For nearly a quarter-century, beginning in 1950, tenor saxophonist Gene Ammons (1925-1974) was among the brightest stars in the Prestige Records firmament. Whether leading, or partaking in, one of Prestige’s jam sessions, immersing himself in the organ-dominated blues and gospel grooves that in the 1950s came to be called "soul jazz," or digging deep for heart-rending ballads, Ammons was multiply masterful. And in 1960, leading a quintet featuring the impeccable pianist Tommy Flanagan, plus Ray Barretto’s piquant congas, he produced the insuperable Boss Tenor.
From the blues that drips from "Hittin’ the Jug" and "Blue Ammons" to the infectious medium bounce of the standards "Close Your Eyes" and "Canadian Sunset," and from the sophisticated swing of "Stompin’ at the Savoy" to the finger-poppin’ bop of "Confirmation" and the after-hours balladry of "My Romance," Boss Tenor has something for everyone claiming to be a fan of modern jazz.
"I was the engineer on the recording sessions and I also made the masters for the original LP issues of these albums.
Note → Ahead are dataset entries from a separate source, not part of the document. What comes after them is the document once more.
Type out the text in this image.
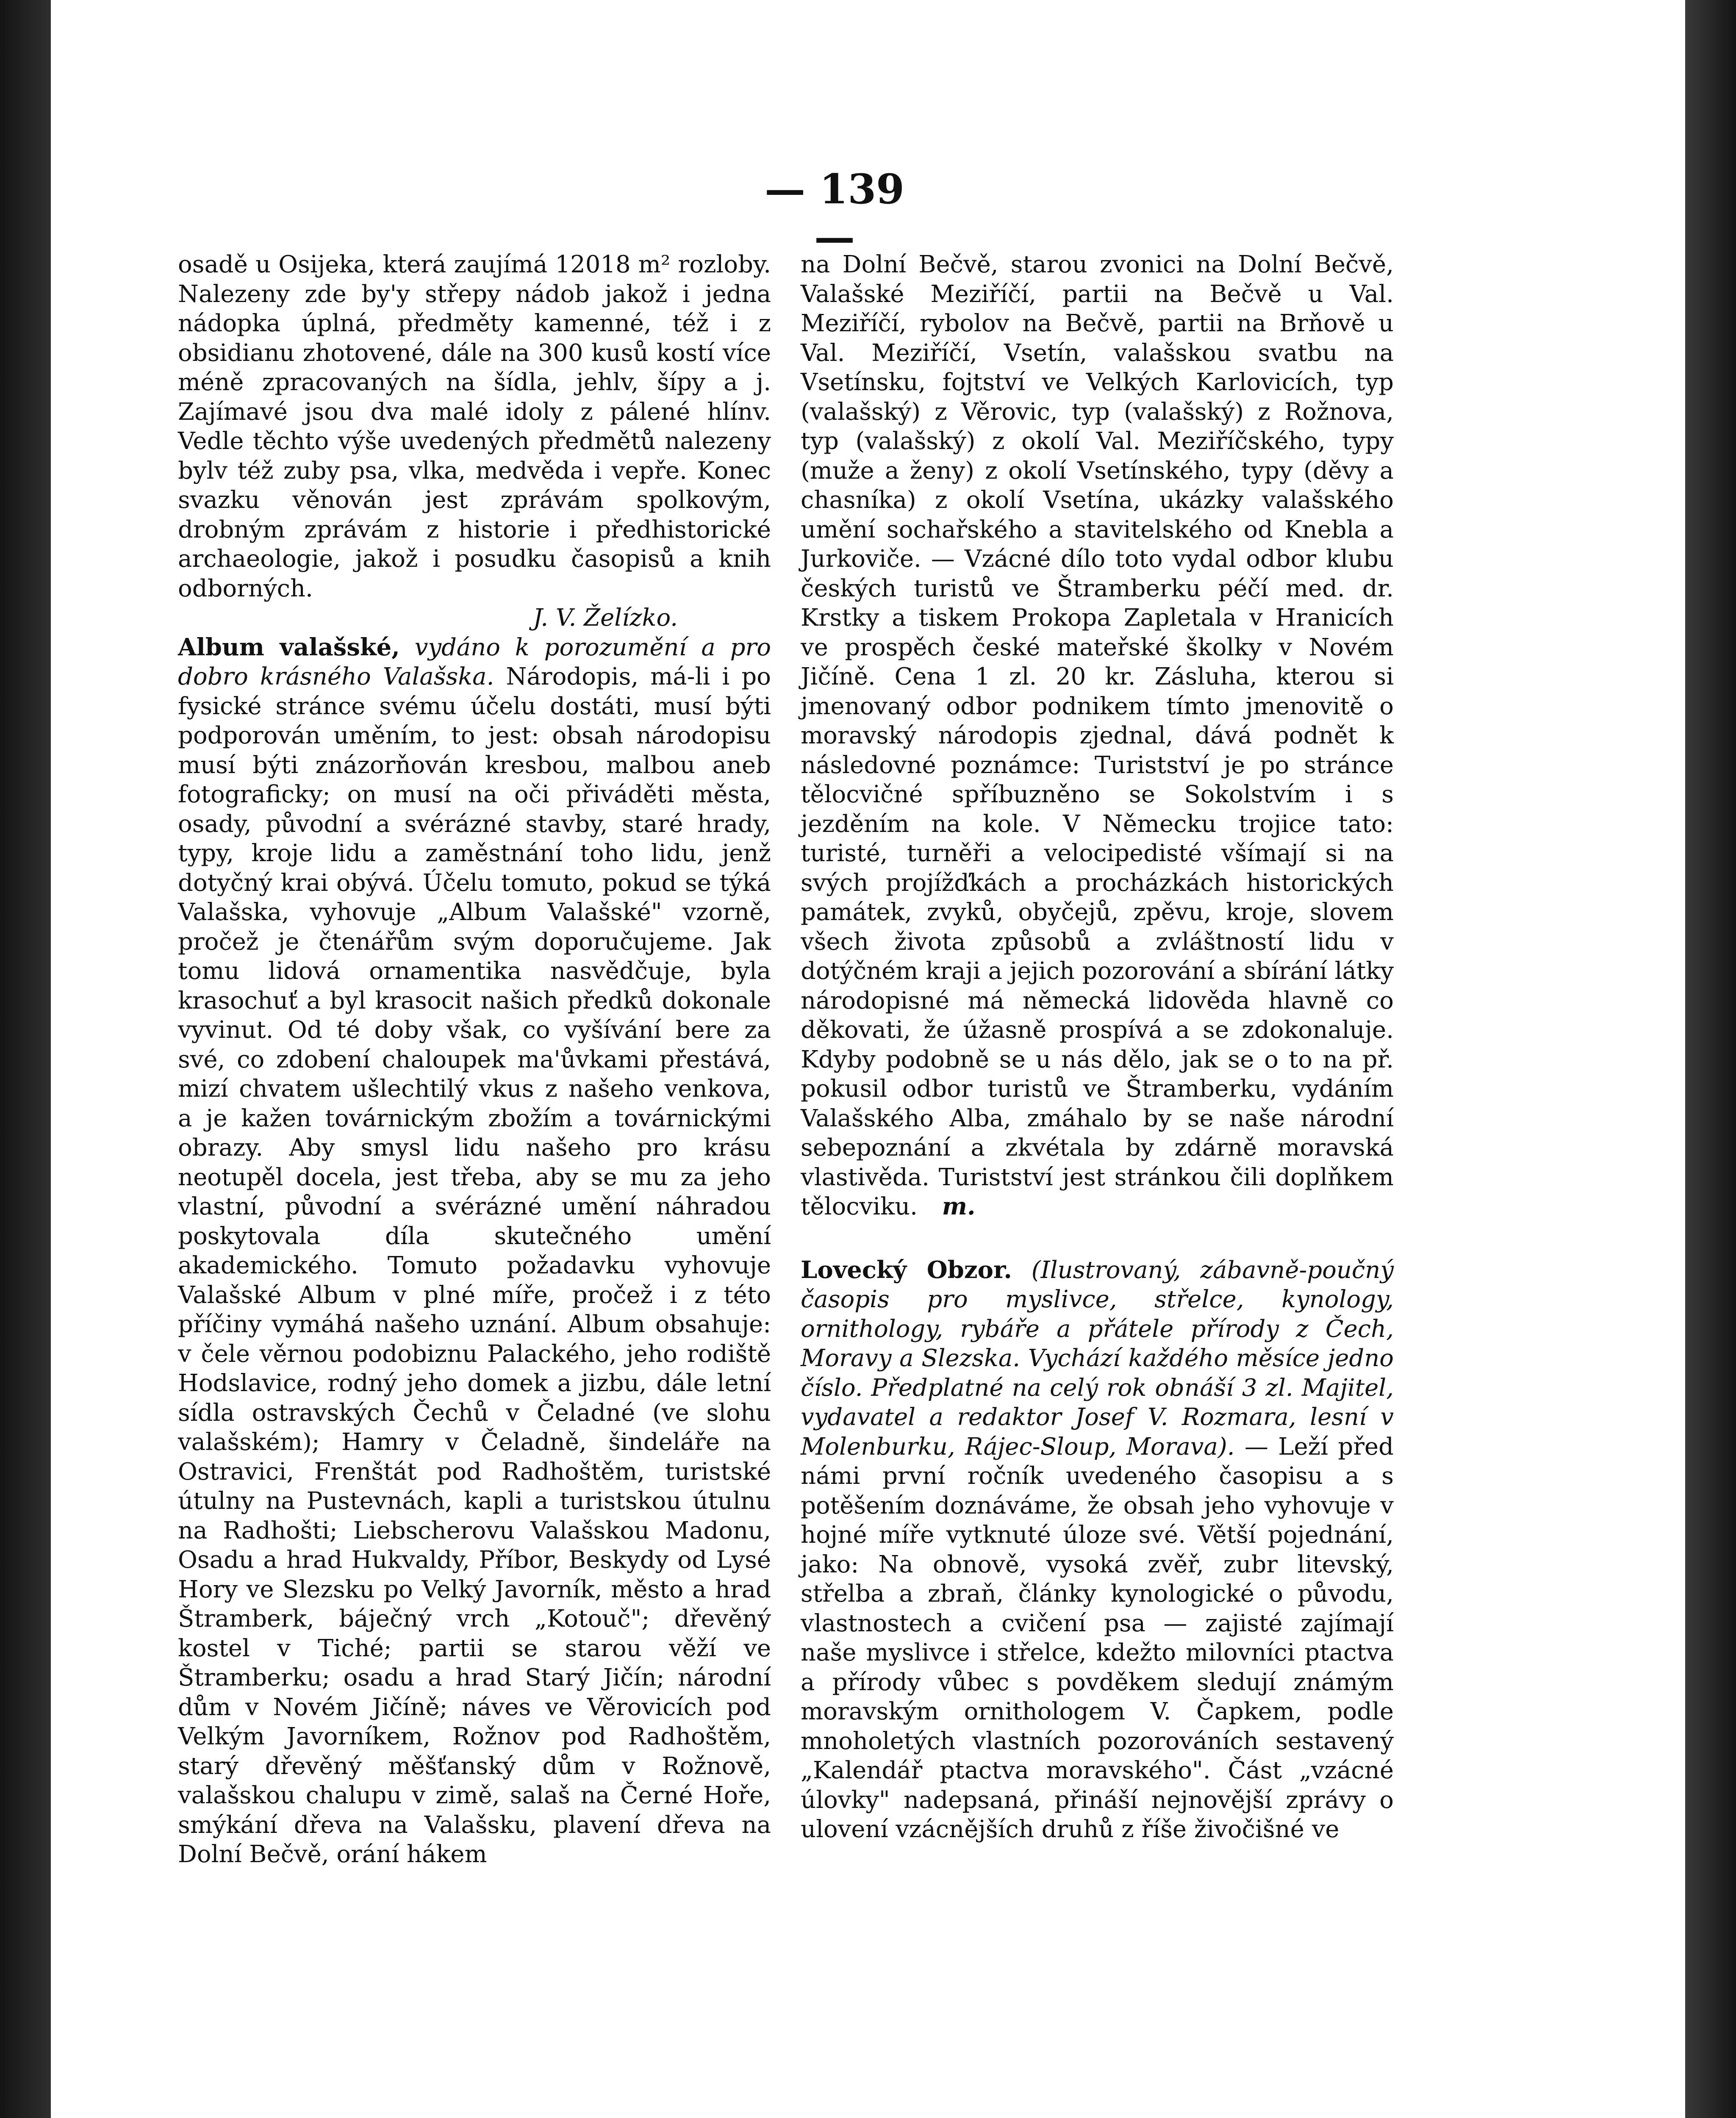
— 139 —

osadě u Osijeka, která zaujímá 12018 m² rozloby. Nalezeny zde by'y střepy nádob jakož i jedna nádopka úplná, předměty kamenné, též i z obsidianu zhotovené, dále na 300 kusů kostí více méně zpracovaných na šídla, jehlv, šípy a j. Zajímavé jsou dva malé idoly z pálené hlínv. Vedle těchto výše uvedených předmětů nalezeny bylv též zuby psa, vlka, medvěda i vepře. Konec svazku věnován jest zprávám spolkovým, drobným zprávám z historie i předhistorické archaeologie, jakož i posudku časopisů a knih odborných.

J. V. Želízko.

Album valašské, vydáno k porozumění a pro dobro krásného Valašska. Národopis, má-li i po fysické stránce svému účelu dostáti, musí býti podporován uměním, to jest: obsah národopisu musí býti znázorňován kresbou, malbou aneb fotograficky; on musí na oči přiváděti města, osady, původní a svérázné stavby, staré hrady, typy, kroje lidu a zaměstnání toho lidu, jenž dotyčný krai obývá. Účelu tomuto, pokud se týká Valašska, vyhovuje „Album Valašské" vzorně, pročež je čtenářům svým doporučujeme. Jak tomu lidová ornamentika nasvědčuje, byla krasochuť a byl krasocit našich předků dokonale vyvinut. Od té doby však, co vyšívání bere za své, co zdobení chaloupek ma'ůvkami přestává, mizí chvatem ušlechtilý vkus z našeho venkova, a je kažen továrnickým zbožím a továrnickými obrazy. Aby smysl lidu našeho pro krásu neotupěl docela, jest třeba, aby se mu za jeho vlastní, původní a svérázné umění náhradou poskytovala díla skutečného umění akademického. Tomuto požadavku vyhovuje Valašské Album v plné míře, pročež i z této příčiny vymáhá našeho uznání. Album obsahuje: v čele věrnou podobiznu Palackého, jeho rodiště Hodslavice, rodný jeho domek a jizbu, dále letní sídla ostravských Čechů v Čeladné (ve slohu valašském); Hamry v Čeladně, šindeláře na Ostravici, Frenštát pod Radhoštěm, turistské útulny na Pustevnách, kapli a turistskou útulnu na Radhošti; Liebscherovu Valašskou Madonu, Osadu a hrad Hukvaldy, Příbor, Beskydy od Lysé Hory ve Slezsku po Velký Javorník, město a hrad Štramberk, báječný vrch „Kotouč"; dřevěný kostel v Tiché; partii se starou věží ve Štramberku; osadu a hrad Starý Jičín; národní dům v Novém Jičíně; náves ve Věrovicích pod Velkým Javorníkem, Rožnov pod Radhoštěm, starý dřevěný měšťanský dům v Rožnově, valašskou chalupu v zimě, salaš na Černé Hoře, smýkání dřeva na Valašsku, plavení dřeva na Dolní Bečvě, orání hákem

na Dolní Bečvě, starou zvonici na Dolní Bečvě, Valašské Meziříčí, partii na Bečvě u Val. Meziříčí, rybolov na Bečvě, partii na Brňově u Val. Meziříčí, Vsetín, valašskou svatbu na Vsetínsku, fojtství ve Velkých Karlovicích, typ (valašský) z Věrovic, typ (valašský) z Rožnova, typ (valašský) z okolí Val. Meziříčského, typy (muže a ženy) z okolí Vsetínského, typy (děvy a chasníka) z okolí Vsetína, ukázky valašského umění sochařského a stavitelského od Knebla a Jurkoviče. — Vzácné dílo toto vydal odbor klubu českých turistů ve Štramberku péčí med. dr. Krstky a tiskem Prokopa Zapletala v Hranicích ve prospěch české mateřské školky v Novém Jičíně. Cena 1 zl. 20 kr. Zásluha, kterou si jmenovaný odbor podnikem tímto jmenovitě o moravský národopis zjednal, dává podnět k následovné poznámce: Turistství je po stránce tělocvičné spříbuzněno se Sokolstvím i s jezděním na kole. V Německu trojice tato: turisté, turněři a velocipedisté všímají si na svých projížďkách a procházkách historických památek, zvyků, obyčejů, zpěvu, kroje, slovem všech života způsobů a zvláštností lidu v dotýčném kraji a jejich pozorování a sbírání látky národopisné má německá lidověda hlavně co děkovati, že úžasně prospívá a se zdokonaluje. Kdyby podobně se u nás dělo, jak se o to na př. pokusil odbor turistů ve Štramberku, vydáním Valašského Alba, zmáhalo by se naše národní sebepoznání a zkvétala by zdárně moravská vlastivěda. Turistství jest stránkou čili doplňkem tělocviku. m.

Lovecký Obzor. (Ilustrovaný, zábavně-poučný časopis pro myslivce, střelce, kynology, ornithology, rybáře a přátele přírody z Čech, Moravy a Slezska. Vychází každého měsíce jedno číslo. Předplatné na celý rok obnáší 3 zl. Majitel, vydavatel a redaktor Josef V. Rozmara, lesní v Molenburku, Rájec-Sloup, Morava). — Leží před námi první ročník uvedeného časopisu a s potěšením doznáváme, že obsah jeho vyhovuje v hojné míře vytknuté úloze své. Větší pojednání, jako: Na obnově, vysoká zvěř, zubr litevský, střelba a zbraň, články kynologické o původu, vlastnostech a cvičení psa — zajisté zajímají naše myslivce i střelce, kdežto milovníci ptactva a přírody vůbec s povděkem sledují známým moravským ornithologem V. Čapkem, podle mnoholetých vlastních pozorováních sestavený „Kalendář ptactva moravského". Část „vzácné úlovky" nadepsaná, přináší nejnovější zprávy o ulovení vzácnějších druhů z říše živočišné ve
Since the advent of the CD, other people have been making the masters. Mastering is the final step in the process of creating the sound of the finished product. Now, thanks to the folks at the Concord Music Group who have given me the opportunity to remaster these albums, I can present my versions of the music on CD using modern technology. I remember the sessions well, I remember how the musicians wanted to sound, and I remember their reactions to the playbacks. Today, I feel strongly that I am their messenger."